An appropriately designed project could have had tremendous potential in contributing to Afghanistan’s development and stability, while building a positive image for Canada. An estimated 80% of Kandaharis live in the Arghandab region, the Dahla Dam catchment area. A functioning dam could thus have been of critical importance.
Failure to protect livelihoods in Kandahar, the Taliban heartland, did not play well in terms of winning hearts and minds or of extending the legitimacy of the Afghanistan government—the major stated objectives of the international community. The inability of Canada and its allies to deliver tangible services in the region has in fact resulted in the growth of popular support for the Taliban.
Canada left behind a half-baked, unfinished project of critical importance to Afghanistan’s economic stability, development and security.
The overall impact of Canada’s canal repair work on irrigation and agricultural production in the region is hard to measure. Reports note a decline in total acreage of land under irrigation, without any analysis of causes for this decline other than insecurity in the province. Notably, security was also under Canada’s command during the project period.

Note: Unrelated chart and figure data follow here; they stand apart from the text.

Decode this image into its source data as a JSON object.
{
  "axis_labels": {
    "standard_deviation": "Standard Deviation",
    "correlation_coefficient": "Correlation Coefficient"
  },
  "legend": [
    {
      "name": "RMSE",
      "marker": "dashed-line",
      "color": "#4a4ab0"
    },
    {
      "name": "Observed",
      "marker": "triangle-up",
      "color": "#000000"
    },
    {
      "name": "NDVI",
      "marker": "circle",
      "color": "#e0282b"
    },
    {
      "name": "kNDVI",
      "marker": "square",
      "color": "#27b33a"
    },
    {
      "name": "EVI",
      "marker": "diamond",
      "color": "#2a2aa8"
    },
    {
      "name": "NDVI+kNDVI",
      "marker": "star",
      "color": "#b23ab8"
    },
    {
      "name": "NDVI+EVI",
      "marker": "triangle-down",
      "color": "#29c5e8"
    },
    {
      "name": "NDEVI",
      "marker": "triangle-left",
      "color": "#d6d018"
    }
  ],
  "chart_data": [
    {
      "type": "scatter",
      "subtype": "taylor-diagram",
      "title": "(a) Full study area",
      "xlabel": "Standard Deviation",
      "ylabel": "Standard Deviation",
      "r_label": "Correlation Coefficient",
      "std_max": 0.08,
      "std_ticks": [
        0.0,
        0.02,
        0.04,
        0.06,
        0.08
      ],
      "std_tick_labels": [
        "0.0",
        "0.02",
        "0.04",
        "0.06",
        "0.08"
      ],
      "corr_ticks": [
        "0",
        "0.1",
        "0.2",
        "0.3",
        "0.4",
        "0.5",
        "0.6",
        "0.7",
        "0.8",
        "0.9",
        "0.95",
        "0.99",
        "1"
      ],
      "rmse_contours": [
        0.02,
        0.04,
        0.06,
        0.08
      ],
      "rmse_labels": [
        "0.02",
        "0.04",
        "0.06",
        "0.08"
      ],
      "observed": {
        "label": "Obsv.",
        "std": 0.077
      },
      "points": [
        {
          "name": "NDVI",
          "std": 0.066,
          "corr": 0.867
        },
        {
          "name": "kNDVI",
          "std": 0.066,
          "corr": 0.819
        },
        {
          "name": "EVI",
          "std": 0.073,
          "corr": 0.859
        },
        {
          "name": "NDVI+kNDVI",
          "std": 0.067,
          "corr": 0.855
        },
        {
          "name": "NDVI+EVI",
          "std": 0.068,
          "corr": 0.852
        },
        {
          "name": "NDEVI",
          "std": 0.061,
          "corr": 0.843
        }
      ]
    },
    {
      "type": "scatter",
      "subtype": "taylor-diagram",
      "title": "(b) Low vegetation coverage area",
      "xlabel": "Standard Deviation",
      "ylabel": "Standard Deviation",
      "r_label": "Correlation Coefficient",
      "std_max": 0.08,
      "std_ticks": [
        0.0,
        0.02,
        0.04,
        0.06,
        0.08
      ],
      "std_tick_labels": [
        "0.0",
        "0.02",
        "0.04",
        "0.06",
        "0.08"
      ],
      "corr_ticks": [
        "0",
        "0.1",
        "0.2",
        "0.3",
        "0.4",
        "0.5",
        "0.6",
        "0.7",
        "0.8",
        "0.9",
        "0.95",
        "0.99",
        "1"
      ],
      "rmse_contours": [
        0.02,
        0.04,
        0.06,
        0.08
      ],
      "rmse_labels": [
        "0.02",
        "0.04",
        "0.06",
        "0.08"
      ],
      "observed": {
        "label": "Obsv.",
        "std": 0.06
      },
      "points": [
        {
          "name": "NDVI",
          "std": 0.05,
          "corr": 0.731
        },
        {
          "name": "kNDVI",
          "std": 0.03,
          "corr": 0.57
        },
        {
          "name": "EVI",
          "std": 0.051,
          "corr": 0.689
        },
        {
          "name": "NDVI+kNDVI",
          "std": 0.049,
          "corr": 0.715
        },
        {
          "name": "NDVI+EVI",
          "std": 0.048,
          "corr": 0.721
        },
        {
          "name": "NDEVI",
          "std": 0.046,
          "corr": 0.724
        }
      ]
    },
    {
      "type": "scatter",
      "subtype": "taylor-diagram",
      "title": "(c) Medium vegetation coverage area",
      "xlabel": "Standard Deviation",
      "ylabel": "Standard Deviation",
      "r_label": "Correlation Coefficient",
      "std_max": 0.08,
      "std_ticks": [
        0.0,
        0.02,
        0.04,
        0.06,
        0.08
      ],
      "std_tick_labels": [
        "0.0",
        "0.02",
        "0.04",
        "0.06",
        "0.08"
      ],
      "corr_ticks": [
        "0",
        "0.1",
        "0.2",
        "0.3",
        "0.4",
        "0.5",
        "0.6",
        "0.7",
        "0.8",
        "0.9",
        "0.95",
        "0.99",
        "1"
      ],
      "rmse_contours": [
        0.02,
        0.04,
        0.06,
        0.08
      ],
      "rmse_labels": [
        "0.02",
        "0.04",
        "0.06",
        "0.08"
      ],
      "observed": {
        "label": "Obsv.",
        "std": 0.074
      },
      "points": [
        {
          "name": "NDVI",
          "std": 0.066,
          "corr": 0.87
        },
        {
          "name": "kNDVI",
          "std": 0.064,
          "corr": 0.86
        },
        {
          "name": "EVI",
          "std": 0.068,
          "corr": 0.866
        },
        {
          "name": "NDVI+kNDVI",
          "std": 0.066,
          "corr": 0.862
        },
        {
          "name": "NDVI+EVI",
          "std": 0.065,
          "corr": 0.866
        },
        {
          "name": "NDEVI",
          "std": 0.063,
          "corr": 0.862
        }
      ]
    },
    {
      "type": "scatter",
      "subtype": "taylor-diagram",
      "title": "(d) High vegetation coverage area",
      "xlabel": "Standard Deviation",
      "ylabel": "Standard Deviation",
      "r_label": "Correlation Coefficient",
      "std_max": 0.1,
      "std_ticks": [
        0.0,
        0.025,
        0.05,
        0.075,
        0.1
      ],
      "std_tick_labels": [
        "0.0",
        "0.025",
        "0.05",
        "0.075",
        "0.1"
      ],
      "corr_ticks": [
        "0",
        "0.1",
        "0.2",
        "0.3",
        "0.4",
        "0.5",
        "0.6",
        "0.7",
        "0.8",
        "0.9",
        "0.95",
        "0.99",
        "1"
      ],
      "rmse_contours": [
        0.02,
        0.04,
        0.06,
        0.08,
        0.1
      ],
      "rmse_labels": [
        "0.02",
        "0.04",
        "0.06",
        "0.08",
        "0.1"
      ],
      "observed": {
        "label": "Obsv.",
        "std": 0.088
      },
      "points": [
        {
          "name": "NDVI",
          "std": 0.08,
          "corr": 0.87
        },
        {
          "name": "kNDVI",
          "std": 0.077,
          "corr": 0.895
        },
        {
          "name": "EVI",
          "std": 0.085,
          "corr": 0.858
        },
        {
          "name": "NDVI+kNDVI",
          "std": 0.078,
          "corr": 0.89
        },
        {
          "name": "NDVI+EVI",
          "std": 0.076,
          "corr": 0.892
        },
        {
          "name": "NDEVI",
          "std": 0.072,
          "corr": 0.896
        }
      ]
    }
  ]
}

Turning around a fragile state with weak legitimacy requires the strengthening of state machinery and institutions so that the government—not outsiders—can deliver basic economic, social and security services to its people. Canadian development assistance, however, was politicized into prescriptive and self-serving projects that supported Canada’s short-term political and military objectives. In the end, little evidence exists that these investments contributed much to security or development in Kandahar Province.
An earlier version of this blog was published in Embassy, December 3, 2014.